Dad had to clarify that he was just joking because the server was dumbfounded. Server said he didn't laugh because if my dad was serious and he did laugh, he'd be in trouble.
"It must suck to be a cow in Florida, they're probably really hot" said my mom.
"Yeah probably, but not as hot as they'll be when they're on the grill!" replied dad.
Classic dad.
I stopped by my parents house for dinner - Mom: I picked up Halibut at Costco Dad: I'm gunna marinate it and grill just for the Halibut!
So I asked my dad (a pretty good cook) how to properly grill chicken. His response:
In a basement cement block room, with a locked door, place a chair under a bright light. Have the chicken sit in the chair and aggressively ask it probing questions.

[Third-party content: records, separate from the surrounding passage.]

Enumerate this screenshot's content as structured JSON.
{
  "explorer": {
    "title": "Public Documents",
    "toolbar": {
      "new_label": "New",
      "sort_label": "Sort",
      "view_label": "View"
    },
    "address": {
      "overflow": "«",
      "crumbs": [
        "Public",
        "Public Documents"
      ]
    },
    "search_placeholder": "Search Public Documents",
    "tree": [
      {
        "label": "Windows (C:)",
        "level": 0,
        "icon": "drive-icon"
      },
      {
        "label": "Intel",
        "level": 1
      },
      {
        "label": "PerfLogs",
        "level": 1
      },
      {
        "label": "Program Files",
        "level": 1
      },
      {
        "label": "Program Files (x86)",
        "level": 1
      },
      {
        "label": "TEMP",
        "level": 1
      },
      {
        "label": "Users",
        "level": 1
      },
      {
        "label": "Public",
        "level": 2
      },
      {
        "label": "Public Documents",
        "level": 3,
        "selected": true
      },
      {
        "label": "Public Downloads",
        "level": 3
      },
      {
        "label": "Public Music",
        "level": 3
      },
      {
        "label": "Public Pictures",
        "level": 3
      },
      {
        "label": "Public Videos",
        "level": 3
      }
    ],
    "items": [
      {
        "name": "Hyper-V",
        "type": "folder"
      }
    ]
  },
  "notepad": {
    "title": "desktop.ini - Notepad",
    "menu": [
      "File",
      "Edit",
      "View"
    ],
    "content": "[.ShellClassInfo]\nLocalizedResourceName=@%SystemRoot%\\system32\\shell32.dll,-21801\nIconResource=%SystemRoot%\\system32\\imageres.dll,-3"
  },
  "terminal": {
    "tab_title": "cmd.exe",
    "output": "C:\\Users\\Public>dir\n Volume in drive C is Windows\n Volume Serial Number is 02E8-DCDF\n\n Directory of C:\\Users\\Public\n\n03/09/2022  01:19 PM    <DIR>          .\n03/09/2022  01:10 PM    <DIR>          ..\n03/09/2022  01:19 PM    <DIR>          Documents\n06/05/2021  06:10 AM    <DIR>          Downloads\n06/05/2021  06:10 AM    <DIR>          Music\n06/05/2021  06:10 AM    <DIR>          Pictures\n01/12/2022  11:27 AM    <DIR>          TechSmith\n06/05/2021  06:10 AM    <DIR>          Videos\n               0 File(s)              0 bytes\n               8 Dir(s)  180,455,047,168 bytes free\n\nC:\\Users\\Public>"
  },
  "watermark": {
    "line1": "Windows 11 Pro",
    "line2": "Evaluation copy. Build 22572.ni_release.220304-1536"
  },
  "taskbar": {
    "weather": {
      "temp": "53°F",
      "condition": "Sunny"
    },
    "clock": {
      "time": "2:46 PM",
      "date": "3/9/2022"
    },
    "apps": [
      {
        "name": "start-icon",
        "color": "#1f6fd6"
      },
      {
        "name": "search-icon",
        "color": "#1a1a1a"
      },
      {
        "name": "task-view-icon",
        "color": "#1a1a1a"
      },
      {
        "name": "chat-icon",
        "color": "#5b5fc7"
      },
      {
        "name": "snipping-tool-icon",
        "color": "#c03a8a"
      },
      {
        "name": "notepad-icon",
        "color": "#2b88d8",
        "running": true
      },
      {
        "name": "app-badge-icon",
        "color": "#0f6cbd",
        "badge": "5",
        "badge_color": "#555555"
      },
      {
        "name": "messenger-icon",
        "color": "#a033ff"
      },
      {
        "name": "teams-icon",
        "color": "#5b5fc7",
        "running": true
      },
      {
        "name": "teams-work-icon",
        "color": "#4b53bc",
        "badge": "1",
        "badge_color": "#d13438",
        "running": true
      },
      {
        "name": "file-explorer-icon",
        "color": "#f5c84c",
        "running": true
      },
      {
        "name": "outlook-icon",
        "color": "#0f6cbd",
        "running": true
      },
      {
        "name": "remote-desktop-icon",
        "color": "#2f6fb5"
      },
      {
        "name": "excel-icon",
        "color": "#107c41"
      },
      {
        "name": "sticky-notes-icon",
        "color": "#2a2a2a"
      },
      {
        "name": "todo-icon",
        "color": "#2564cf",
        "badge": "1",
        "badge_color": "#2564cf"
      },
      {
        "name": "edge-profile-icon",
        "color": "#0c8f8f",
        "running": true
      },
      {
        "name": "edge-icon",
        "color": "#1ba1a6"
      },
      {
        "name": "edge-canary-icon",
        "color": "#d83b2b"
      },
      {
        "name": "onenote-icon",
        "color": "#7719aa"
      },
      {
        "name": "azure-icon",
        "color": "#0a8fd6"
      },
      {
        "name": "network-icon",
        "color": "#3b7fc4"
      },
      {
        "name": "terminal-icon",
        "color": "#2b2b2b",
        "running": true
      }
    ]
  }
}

If it doesn't give honest answers, slap it around a little.
Had some food from the grill tonight, including grilled veggies.
Wife asked me to hand her the plate with the veggies for seconds. I told her there was some spare zucchini, but we didn't have a spare agus.
All around the table there were groans, except my step dad who thought it was hilarious.
Son: Dad, what's for dinner?
Me: fires up the grill
Me: It's a mistake!
Son: Why a mistake?
Me: Because she's married Mr. Steak!
Me: Ties Dad of the Year Apron and proceeds to grill some steaks
Me: I'm hungry can you make me a sandwich?
Dad: Here, let me make you a grilled cheese.
(proceeds to open fridge, and take out the cheese)
Dad: GOD DAMNIT CHEESE,YOU LAZY GOOD FOR NOTHIN. I THOUGHT I TOLD YOU TO GET SOME WORK DONE TODAY. KEEP THIS UP AND YOU WONT BE HERE NEXT MONDAY...
I never got a sandwich.
Every time my dad goes to Wendy's he looks at the menu as if he is confused and asks "do you read the chicken their rights before you grill them?"
Every time.
Mom: Hey, turn the grill on.
Dad: Oh? What do you want me to say? I'll tell her she looks pretty.
I came in with grilled steaks, sausage, and hot dogs. I yelled up to my dad that hot dogs were ready and he says "Alright, sounds like a WEINER to me"
Me: I usually cook bacon on a Foreman Grill.
Dad: This is a Foreman.
Me: Huh?
Dad: pointing at himself It's FOR MAN.
Dad: "Hey my grill is really hot. My grill keeps me warm. My grill is smokin! She's my number one grill."